DÜSSELDORF. Finanzexperten aus Politik und Wissenschaft lehnen die Pläne von Bundesfinanzminister Peer Steinbrück (SPD) ab, die deutsche Wirtschaft mit weiteren staatlichen Instrumenten vor einer Kreditklemme zu bewahren. „Der Vorschlag von Steinbrück ist wohl dem Wahltermin geschuldet“, sagte der Direktor des Instituts der Deutschen Wirtschaft (IW), Michael Hüther, am Mittwoch im Gespräch mit Handelsblatt.com. Der Präsident des Deutschen Instituts für Wirtschaftsforschung (DIW), Klaus Zimmermann, vermutet ein Ablenkungsmanöver hinter dem Vorstoß: "Der Finanzminister lenkt von der unzureichenden Bankenrettung ab.“ Und Grünen-Finanzexperte Gerhard Schick sieht in Steinbrücks neuestem Vorschlag den „erneuten Beleg für eigene schlechte Gesetze“.

Steinbrück denkt angesichts von Problemen vieler Firmen bei der Kreditaufnahme an kurzfristige Maßnahmen zur Verbesserung der Darlehensvergabe von Banken. „Es geht nicht darum, dass ich den Banken weitere Milliarden rüberschiebe“, sagte der SPD-Politiker. Was er prüfen lasse, sei die Vergabe von sogenannten Globaldarlehen über die KfW an die Banken. Das müsste aber an die klare Auflage geknüpft werden, dass diese Darlehen von den Banken umgehend zur Finanzierung mittelständischer Unternehmen weitergegeben werden. Eine flächendeckende Kreditklemme sieht Steinbrück aber weiterhin nicht. Steinbrück will seine Überlegungen am 1. September bei einem Spitzentreffen mit Vertretern der Wirtschaft diskutieren.

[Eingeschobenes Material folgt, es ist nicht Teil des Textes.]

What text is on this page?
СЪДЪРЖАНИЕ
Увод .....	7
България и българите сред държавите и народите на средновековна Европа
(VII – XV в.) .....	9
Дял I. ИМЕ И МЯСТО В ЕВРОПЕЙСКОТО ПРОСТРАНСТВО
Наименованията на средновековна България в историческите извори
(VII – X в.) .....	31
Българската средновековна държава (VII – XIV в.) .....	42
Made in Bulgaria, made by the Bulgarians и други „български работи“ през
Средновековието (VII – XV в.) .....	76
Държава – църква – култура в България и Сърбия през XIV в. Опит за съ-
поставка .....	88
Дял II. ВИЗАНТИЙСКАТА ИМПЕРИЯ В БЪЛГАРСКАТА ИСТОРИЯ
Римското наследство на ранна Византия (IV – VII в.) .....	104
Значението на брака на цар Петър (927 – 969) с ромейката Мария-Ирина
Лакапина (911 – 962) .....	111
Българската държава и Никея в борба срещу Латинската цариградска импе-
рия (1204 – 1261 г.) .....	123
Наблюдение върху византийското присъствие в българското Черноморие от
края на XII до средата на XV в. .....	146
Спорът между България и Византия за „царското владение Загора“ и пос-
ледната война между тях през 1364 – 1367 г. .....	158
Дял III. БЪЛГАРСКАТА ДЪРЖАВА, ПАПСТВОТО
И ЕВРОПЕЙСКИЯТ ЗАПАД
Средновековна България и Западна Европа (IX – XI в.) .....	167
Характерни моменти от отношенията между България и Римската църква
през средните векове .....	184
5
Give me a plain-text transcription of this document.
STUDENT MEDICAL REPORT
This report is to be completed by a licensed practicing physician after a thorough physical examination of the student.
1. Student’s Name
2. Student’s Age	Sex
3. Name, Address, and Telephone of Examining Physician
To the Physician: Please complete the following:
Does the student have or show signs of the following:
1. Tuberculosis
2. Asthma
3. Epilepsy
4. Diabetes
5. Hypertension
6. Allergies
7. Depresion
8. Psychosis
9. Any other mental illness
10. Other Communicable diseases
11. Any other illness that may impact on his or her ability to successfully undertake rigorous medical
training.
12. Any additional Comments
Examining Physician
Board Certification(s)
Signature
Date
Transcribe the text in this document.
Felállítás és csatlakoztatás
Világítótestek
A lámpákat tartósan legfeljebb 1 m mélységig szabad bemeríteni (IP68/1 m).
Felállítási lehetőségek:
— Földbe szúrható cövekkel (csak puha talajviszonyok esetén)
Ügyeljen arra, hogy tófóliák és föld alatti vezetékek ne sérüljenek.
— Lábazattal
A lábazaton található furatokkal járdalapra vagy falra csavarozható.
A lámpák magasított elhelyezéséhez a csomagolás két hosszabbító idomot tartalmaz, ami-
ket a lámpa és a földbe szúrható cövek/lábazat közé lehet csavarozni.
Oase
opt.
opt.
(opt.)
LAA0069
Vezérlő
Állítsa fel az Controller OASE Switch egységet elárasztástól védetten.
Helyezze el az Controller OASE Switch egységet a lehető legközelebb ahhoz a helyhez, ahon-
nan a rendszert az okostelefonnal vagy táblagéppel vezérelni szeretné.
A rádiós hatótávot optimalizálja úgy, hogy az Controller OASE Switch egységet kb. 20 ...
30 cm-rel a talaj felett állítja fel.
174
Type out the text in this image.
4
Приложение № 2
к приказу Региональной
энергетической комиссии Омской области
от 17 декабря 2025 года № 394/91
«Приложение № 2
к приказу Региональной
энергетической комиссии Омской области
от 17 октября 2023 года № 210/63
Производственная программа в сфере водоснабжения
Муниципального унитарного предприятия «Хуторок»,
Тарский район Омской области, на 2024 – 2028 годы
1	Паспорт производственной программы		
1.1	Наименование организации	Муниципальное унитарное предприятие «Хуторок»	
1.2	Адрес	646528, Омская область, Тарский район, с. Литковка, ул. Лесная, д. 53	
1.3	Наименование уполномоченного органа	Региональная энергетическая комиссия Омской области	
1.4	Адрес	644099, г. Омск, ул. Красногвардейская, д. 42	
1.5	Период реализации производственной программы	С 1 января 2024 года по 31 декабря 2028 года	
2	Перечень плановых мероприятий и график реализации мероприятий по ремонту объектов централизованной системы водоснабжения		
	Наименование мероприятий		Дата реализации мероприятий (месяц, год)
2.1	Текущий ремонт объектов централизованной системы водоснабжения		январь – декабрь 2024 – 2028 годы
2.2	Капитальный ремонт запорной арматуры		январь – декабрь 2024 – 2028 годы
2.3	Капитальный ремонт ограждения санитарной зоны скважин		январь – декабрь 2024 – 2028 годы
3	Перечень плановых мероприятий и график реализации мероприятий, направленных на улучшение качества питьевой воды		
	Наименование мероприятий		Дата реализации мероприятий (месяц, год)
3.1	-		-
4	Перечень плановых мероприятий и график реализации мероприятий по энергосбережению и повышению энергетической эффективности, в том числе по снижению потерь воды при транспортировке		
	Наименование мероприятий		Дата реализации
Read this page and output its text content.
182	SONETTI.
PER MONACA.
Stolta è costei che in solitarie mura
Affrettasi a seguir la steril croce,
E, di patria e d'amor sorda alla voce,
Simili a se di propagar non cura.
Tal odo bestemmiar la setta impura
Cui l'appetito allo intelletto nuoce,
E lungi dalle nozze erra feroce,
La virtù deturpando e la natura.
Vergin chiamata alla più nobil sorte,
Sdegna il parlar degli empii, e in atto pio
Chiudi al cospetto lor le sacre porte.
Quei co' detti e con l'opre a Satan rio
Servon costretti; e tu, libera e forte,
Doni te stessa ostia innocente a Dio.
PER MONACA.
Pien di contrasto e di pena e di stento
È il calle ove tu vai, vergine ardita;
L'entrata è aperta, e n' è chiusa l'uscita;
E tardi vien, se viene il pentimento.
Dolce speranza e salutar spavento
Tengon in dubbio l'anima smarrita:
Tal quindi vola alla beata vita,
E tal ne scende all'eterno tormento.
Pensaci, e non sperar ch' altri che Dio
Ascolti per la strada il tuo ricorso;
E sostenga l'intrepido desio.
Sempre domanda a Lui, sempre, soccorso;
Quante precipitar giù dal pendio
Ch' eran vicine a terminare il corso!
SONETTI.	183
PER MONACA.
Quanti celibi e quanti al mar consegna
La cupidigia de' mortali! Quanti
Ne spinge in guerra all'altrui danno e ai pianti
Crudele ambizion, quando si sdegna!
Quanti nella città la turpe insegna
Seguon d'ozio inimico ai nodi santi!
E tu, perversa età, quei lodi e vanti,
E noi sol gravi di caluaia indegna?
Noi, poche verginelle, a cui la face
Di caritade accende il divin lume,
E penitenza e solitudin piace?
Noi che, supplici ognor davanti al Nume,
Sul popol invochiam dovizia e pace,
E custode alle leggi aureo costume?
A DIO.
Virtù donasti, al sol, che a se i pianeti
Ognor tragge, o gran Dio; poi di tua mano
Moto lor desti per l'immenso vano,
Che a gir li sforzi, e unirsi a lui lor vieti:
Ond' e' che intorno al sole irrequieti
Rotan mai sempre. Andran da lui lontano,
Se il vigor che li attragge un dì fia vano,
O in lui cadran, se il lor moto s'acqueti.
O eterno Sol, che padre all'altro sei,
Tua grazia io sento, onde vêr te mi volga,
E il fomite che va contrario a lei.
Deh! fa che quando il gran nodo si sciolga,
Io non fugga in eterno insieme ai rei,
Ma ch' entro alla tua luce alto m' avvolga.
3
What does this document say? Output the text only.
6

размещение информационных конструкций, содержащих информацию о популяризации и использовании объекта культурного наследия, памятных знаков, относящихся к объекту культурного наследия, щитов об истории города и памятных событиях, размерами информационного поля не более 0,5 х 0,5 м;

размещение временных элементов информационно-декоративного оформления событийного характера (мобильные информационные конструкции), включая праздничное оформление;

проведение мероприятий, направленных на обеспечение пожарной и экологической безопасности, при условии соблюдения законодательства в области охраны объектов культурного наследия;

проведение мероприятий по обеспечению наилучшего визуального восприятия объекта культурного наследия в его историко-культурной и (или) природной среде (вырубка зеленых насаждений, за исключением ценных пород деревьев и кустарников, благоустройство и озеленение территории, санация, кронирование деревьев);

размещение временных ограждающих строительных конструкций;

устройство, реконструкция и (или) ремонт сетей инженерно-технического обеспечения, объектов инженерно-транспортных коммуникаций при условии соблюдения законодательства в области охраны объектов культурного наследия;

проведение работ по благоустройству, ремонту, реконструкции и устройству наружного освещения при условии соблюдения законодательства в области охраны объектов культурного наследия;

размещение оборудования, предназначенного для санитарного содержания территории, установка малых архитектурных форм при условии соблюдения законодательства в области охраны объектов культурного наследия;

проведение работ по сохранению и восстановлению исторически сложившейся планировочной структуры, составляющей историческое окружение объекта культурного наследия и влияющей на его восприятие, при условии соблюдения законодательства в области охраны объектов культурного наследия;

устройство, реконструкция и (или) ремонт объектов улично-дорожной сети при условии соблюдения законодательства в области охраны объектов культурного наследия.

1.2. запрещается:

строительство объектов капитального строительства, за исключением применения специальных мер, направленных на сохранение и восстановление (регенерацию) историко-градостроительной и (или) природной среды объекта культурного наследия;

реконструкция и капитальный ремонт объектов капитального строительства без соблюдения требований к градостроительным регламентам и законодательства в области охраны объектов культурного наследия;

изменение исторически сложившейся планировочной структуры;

Zudem denkt Steinbrück an die Möglichkeit, hermesgedeckte Exportkredite anzukaufen sowie an staatliche Hilfen im Bereich Warenkreditversicherung. Umgesetzt werden könnten solche Maßnahmen sehr kurzfristig, da hierfür Mittel aus dem Deutschlandsfonds bereitstehen. Meinungsverschiedenheiten mit dem Wirtschaftsministerium, bei dem der Deutschlandsfonds angesiedelt ist, befürchte er nicht.

„Wenn die Bemühungen der Banken nicht ausreichen, um die Wirtschaft mit frischem Geld zu versorgen, wird der Staat weitere Instrumente in die Hand nehmen müssen“, kündigte Steinbrück im Handelsblatt-Interview an. Der Minister will vermeiden, dass eine unzureichende Kreditversorgung einen Wirtschaftsaufschwung blockiert. „Offenbar stecken die Banken und generell institutionelle Anleger das Geld lieber in Wertpapiere statt in die Vergabe von neuen Krediten, weil sie sich eine höhere Rendite versprechen“, kritisierte er. Seinen Einfluss auf eine andere Vergabepolitik bewertete der Minister als begrenzt: „Ich werde die Banken jedenfalls nicht mit staatlichem Zwang zur Kreditvergabe treiben können“, sagte er.